Linking PageRank, Time Reversal, and Policy Evaluation
This work offers a new theoretical bridge between reinforcement learning and network analysis, potentially enabling the use of efficient PageRank algorithms for policy evaluation in MDPs.
The paper establishes a theoretical connection between policy evaluation in Markov decision processes and PageRank, showing that the value function can be obtained from PageRank vectors via time reversal. It provides a decomposition theorem for arbitrary finite MDPs and demonstrates efficiency on a numerical example with large graphs.
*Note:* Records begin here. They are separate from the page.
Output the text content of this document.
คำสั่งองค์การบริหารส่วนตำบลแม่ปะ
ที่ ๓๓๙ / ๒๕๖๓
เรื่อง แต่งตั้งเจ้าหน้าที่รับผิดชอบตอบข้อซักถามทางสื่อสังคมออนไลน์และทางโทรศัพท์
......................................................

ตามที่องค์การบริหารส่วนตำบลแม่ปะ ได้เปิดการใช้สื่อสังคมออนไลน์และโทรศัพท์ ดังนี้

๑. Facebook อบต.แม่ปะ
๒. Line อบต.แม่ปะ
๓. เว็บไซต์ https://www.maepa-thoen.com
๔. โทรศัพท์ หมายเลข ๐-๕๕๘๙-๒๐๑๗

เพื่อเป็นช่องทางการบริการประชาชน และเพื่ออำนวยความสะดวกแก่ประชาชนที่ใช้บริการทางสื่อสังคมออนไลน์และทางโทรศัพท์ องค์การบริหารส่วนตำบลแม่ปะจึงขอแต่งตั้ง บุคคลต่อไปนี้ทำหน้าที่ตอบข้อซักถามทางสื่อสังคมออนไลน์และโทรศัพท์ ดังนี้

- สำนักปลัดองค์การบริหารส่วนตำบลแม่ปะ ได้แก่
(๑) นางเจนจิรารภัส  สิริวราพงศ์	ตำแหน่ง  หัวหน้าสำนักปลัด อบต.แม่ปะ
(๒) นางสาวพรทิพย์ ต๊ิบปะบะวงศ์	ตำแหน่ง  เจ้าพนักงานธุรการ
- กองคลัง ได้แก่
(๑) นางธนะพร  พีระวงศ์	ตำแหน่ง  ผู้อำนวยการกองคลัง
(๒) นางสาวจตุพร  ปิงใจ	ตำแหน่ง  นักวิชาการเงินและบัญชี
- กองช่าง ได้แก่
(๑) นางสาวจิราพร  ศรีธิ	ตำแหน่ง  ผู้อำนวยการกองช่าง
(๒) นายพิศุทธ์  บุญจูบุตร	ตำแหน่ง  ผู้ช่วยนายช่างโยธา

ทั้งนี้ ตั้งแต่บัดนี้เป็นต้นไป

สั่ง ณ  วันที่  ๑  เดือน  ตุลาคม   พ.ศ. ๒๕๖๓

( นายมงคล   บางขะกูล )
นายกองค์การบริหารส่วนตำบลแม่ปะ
We establish a connection between policy evaluation in Markov decision processes and PageRank in network analysis. For a fixed policy, we show that the value function of a discounted Markov decision process can be obtained, up to an explicit rescaling, from the PageRank vector of a suitably defined time-reversed Markov chain. In this correspondence, the discount factor plays the role of the teleportation parameter, while rewards induce the restart distribution. Beyond the irreducible case, invoking quasi-stationary distributions and Doob $h$-transforms, we prove a general decomposition theorem showing that policy evaluation for arbitrary finite MDPs reduces to a collection of PageRank problems on the recurrent and transient components of the policy-induced Markov chain. This framework naturally extends to undiscounted MDPs with terminal states and to transition-dependent rewards. We conclude by showing efficiency of our approach on a numerical example of a sticky random walk on large deterministic and random graphs.